Con alguna honrosa excepción, como Ernest Lluch, la cartera de sanidad de los Gobiernos españoles ha estado ocupada por individuos que oscilaban entre lo peculiar y la peligrosidad pública sin matices. Los de mi generación para arriba recordarán, sin duda, a Jesús Sancho Rof, matasanos con carné de UCD que ha pasado a la historia por atribuir el envenenamiento masivo con colza adulterada a “un bichito tan pequeño que si se cae de la mesa, se mata”. Me temo que Ana Mato, actual ministra del ramo —o de las ramas, por su tendencia a irse por ellas— es de la misma escuela.
Tiene la suerte la interfecta de estar rodeada en el gabinete por Wert, De Guindos, Montoro, Gallardón, Fernández Díaz, Soria, Báñez o Margallo, que no le van a la zaga en facilidad para la micción fuera de tiesto. Si no fuera por la dura competencia con sus compañeros de Consejo, sus ocurrencias y salidas de pata de banco se habrían constituido por derecho en género cómico y entrado en el repertorio de los cuentachistes, como le ocurrió en su día al pobre Fernando Morán. Méritos tiene, y si no, vean esta frase: “Hemos adoptado una medida que ya estaba adoptada”. O esta: “No es lo mismo una persona que no está enferma en su consumo de medicamentos que una persona que está enferma”.

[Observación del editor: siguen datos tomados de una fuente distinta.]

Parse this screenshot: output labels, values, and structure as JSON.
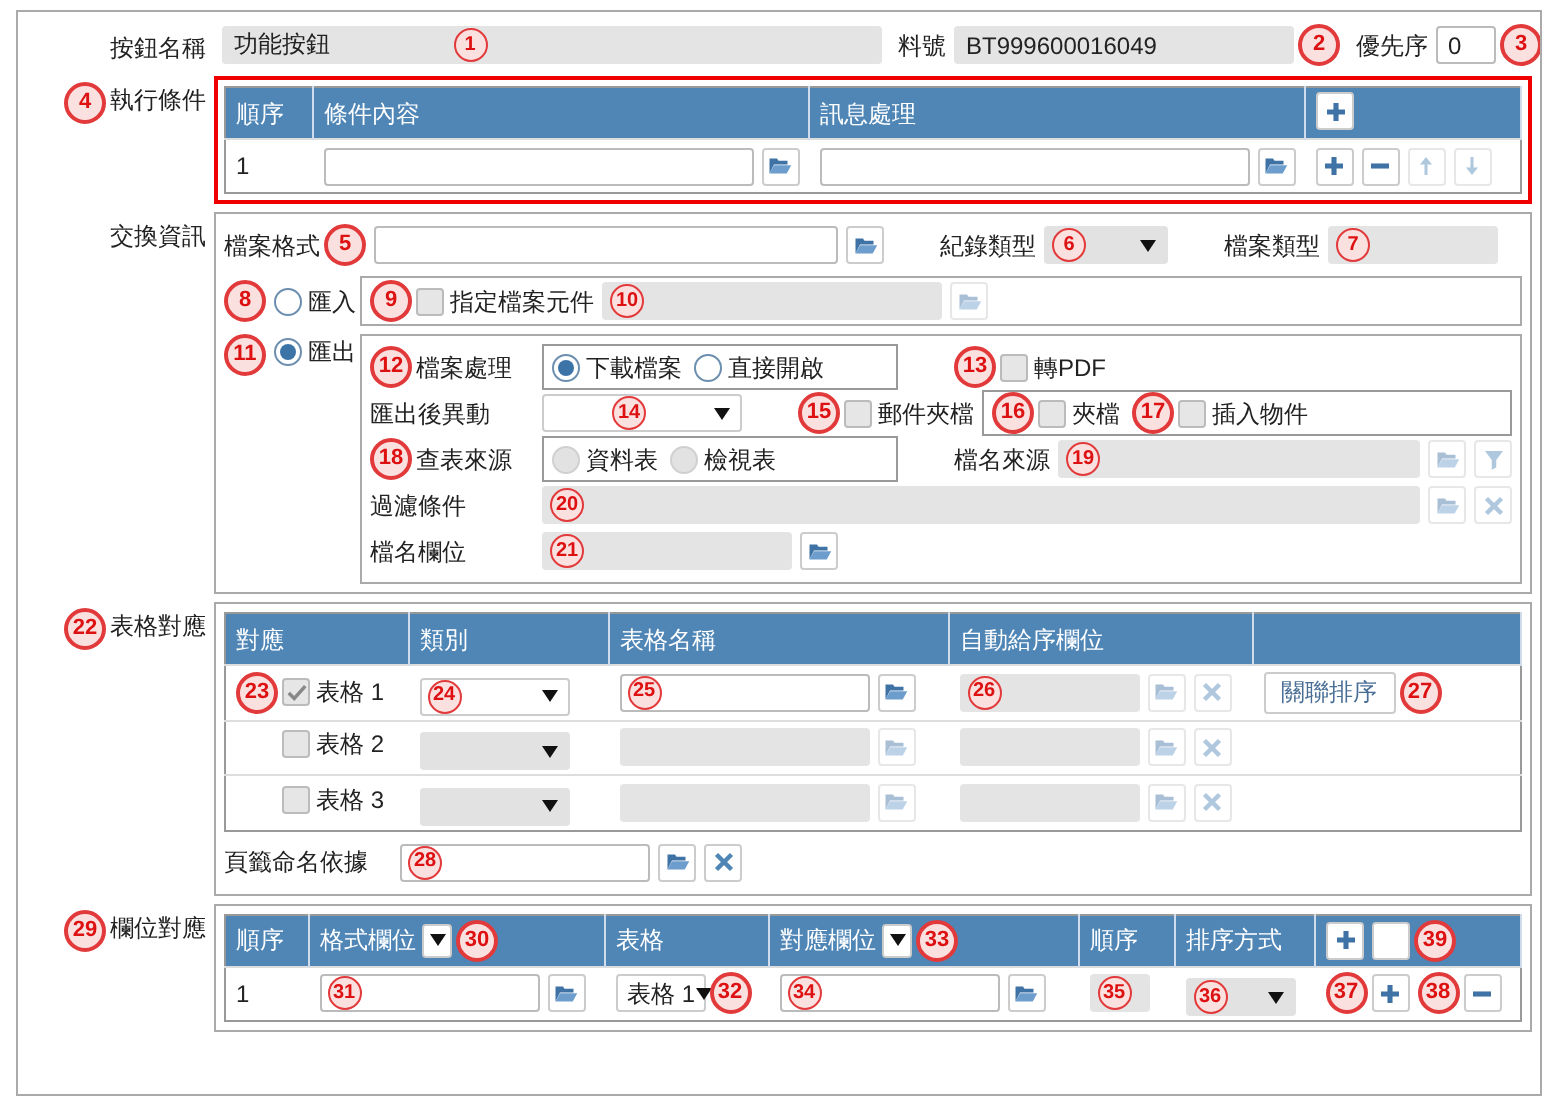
{
  "header": {
    "button_name": {
      "label": "按鈕名稱",
      "value": "功能按鈕",
      "callout": "1",
      "disabled": true
    },
    "item_no": {
      "label": "料號",
      "value": "BT999600016049",
      "callout": "2",
      "disabled": true
    },
    "priority": {
      "label": "優先序",
      "value": "0",
      "callout": "3",
      "disabled": false
    }
  },
  "conditions": {
    "label": "執行條件",
    "callout": "4",
    "columns": [
      "順序",
      "條件內容",
      "訊息處理"
    ],
    "rows": [
      {
        "seq": "1"
      }
    ]
  },
  "exchange": {
    "label": "交換資訊",
    "file_format": {
      "label": "檔案格式",
      "callout": "5"
    },
    "record_type": {
      "label": "紀錄類型",
      "callout": "6",
      "disabled": true
    },
    "file_type": {
      "label": "檔案類型",
      "callout": "7",
      "disabled": true
    },
    "import": {
      "label": "匯入",
      "selected": false,
      "callout": "8",
      "specify_doc": {
        "label": "指定檔案元件",
        "checked": false,
        "callout": "9"
      },
      "doc_field": {
        "callout": "10",
        "disabled": true
      }
    },
    "export": {
      "label": "匯出",
      "selected": true,
      "callout": "11",
      "file_handling": {
        "label": "檔案處理",
        "callout": "12",
        "options": [
          {
            "label": "下載檔案",
            "selected": true
          },
          {
            "label": "直接開啟",
            "selected": false
          }
        ]
      },
      "to_pdf": {
        "label": "轉PDF",
        "checked": false,
        "callout": "13"
      },
      "after_export": {
        "label": "匯出後異動",
        "callout": "14"
      },
      "mail_attach": {
        "label": "郵件夾檔",
        "checked": false,
        "callout": "15",
        "options": [
          {
            "label": "夾檔",
            "checked": false,
            "callout": "16"
          },
          {
            "label": "插入物件",
            "checked": false,
            "callout": "17"
          }
        ]
      },
      "lookup_source": {
        "label": "查表來源",
        "callout": "18",
        "disabled": true,
        "options": [
          {
            "label": "資料表",
            "selected": false
          },
          {
            "label": "檢視表",
            "selected": false
          }
        ]
      },
      "filename_source": {
        "label": "檔名來源",
        "callout": "19",
        "disabled": true
      },
      "filter": {
        "label": "過濾條件",
        "callout": "20",
        "disabled": true
      },
      "filename_field": {
        "label": "檔名欄位",
        "callout": "21",
        "disabled": true
      }
    }
  },
  "table_mapping": {
    "label": "表格對應",
    "callout": "22",
    "columns": [
      "對應",
      "類別",
      "表格名稱",
      "自動給序欄位"
    ],
    "rows": [
      {
        "label": "表格 1",
        "checked": true,
        "disabled": false,
        "link_button": "關聯排序",
        "callouts": [
          "23",
          "24",
          "25",
          "26",
          "27"
        ]
      },
      {
        "label": "表格 2",
        "checked": false,
        "disabled": true
      },
      {
        "label": "表格 3",
        "checked": false,
        "disabled": true
      }
    ],
    "tab_naming": {
      "label": "頁籤命名依據",
      "callout": "28"
    }
  },
  "field_mapping": {
    "label": "欄位對應",
    "callout": "29",
    "add_callout": "39",
    "columns": [
      {
        "label": "順序"
      },
      {
        "label": "格式欄位",
        "callout": "30"
      },
      {
        "label": "表格"
      },
      {
        "label": "對應欄位",
        "callout": "33"
      },
      {
        "label": "順序"
      },
      {
        "label": "排序方式"
      }
    ],
    "rows": [
      {
        "seq": "1",
        "table": "表格 1",
        "callouts": [
          "31",
          "32",
          "34",
          "35",
          "36",
          "37",
          "38"
        ]
      }
    ]
  }
}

Hay unas cuantas decenas de disparates parecidos que llevan su autoría, pero donde la perito de pomadas y píldoras terminó de consagrarse fue con el anuncio de que se retirarían del vademécum medicamentos que “se pueden sustituir por alguna cosa natural” [sic]. Todavía nos duraba la risa cuando la gachupinada se hizo oficial. Se deja de subvencionar 425 principios activos. Entre ellos, los que están presentes en los socorridos Bisolvón, Fortasec, Fluimicil o Fastum Gel de los que no nos hemos librado nadie. ¿Por qué no nos habían dicho antes que eran sustituibles por las gárgaras de miel y limón o por un emplasto de hojas de lechuga?